Driven by her fear and the intensity of her need, the resulting image was startling in its clarity, terrifying in the precision of detail it revealed. They could discern the weak glow of candlelight on the berry the intruder dropped into the stiff-sided purse he wore slung around his neck. At least, he seemed to be storing his finds rather than devouring them outright. If only they knew that for a fact...
She frowned. “If we try to come at him through the courtyards, he could spot us and bolt.”
“Grab him when he goes back over the wall,” Trouble suggested. “You’d have him before he even knew you were there.”
“He might just sit down and start eating once he thinks he has enough berries,” Dory argued desperately.
“He should hold off until he’s safely away since he’s waited this long, but you’re right. Young kittens will all eat just about anything they shouldn’t. I’ll slip over the wall and keep an eye on him.—Whatever you plan to do, move! That pesky kit won’t stay picking berries forever.”
* * * *
The alley backing Ambrose’s courtyard was narrow and dark with three-story buildings on either side. The wall separa
ting it from the scholar’s property was some fifteen feet tall, but a number of wooden boxes and crates had been piled against it.
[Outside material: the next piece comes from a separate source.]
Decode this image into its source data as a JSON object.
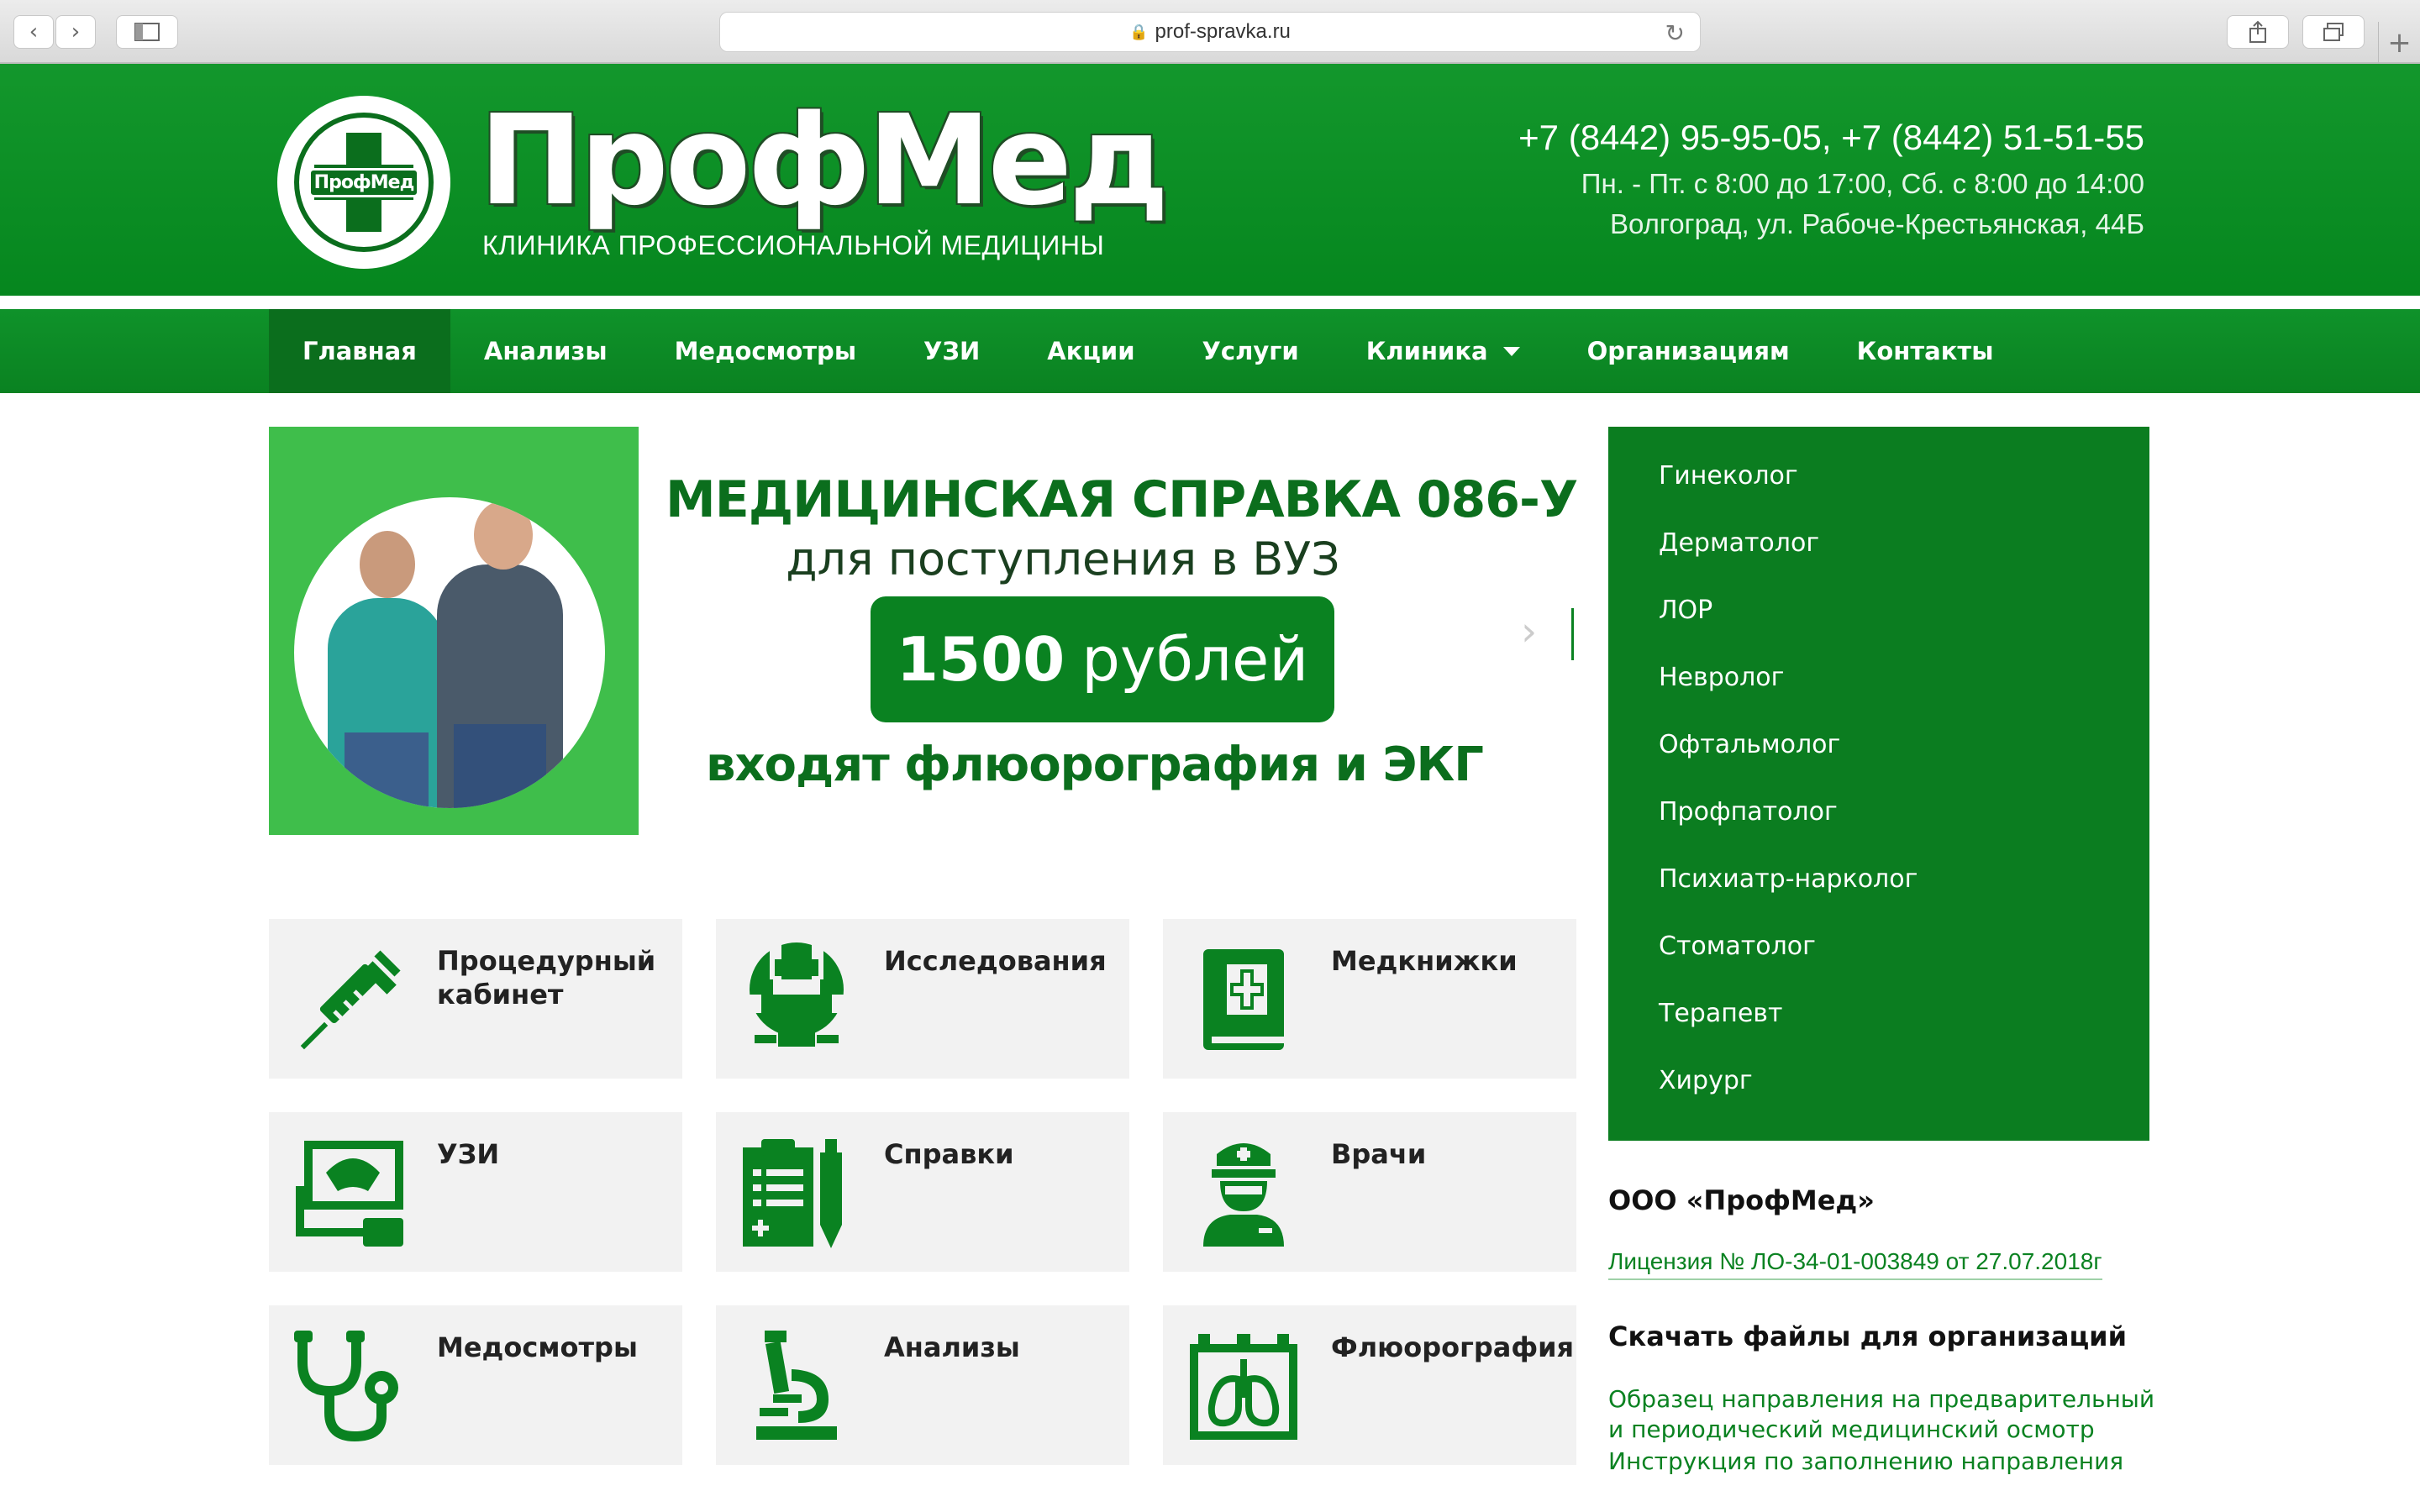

Neighborhood children had used them for a fort, climbing area, and meeting place throughout the spring and summer, and, apparently, for a ladder.
The sorceress positioned herself beside the stack, concealing herself in its shadow. Jasmine went to the top, ready to assist Trouble if he should call for help.
The tom slipped over the edge. Kittens, he grumbled to himself as he scrambled down, endeavoring to make the most of the cover provided by the vegetation and the wall itself. Four feet or two, it made no difference. Not one of them possessed half a reasoning brain, and what cerebral power they did have functioned solely to get themselves and everyone around them into the deepest possible difficulties.
They were also as unpredictable and fast as little mice, and he did not intend to allow this particular specimen to pull any surprises on them.
He had come none too soon.
“Get set!” he called to his comrades. “He’s on his way!”
The small trespasser was not long in scaling the thick lacing of sturdy plants covering the inner portion of the wall. He topped the barrier, delayed momentarily to position himself for the descent, and twisted over the outer edge.
There was a slight space to the first box, and that measured scarcely a foot square, but the child showed no concern as he dropped onto his target. He landed true, in good balance, and immediately scrambled down to the next, much broader crate.
Jasmine was waiting for that. She sprang.
Catching the strap of the purse holding the deadly hoard of berries in her teeth, she deftly drew it over the boy’s head and leaped away again before her victim quite realized what had occurred.
“Wonderful!” Dory exulted in delight and relief. “Bring it to Martin, Love.”
The child let out a yowl of mingled fright and dismay, but by that time, Dory had reached him and swept him into the imprisoning safety of her arms.
The woman carried her struggling captive to the mouth of the alley where the light from the street lanterns augmented the brighter shine of the moon, permitting her to see him clearly.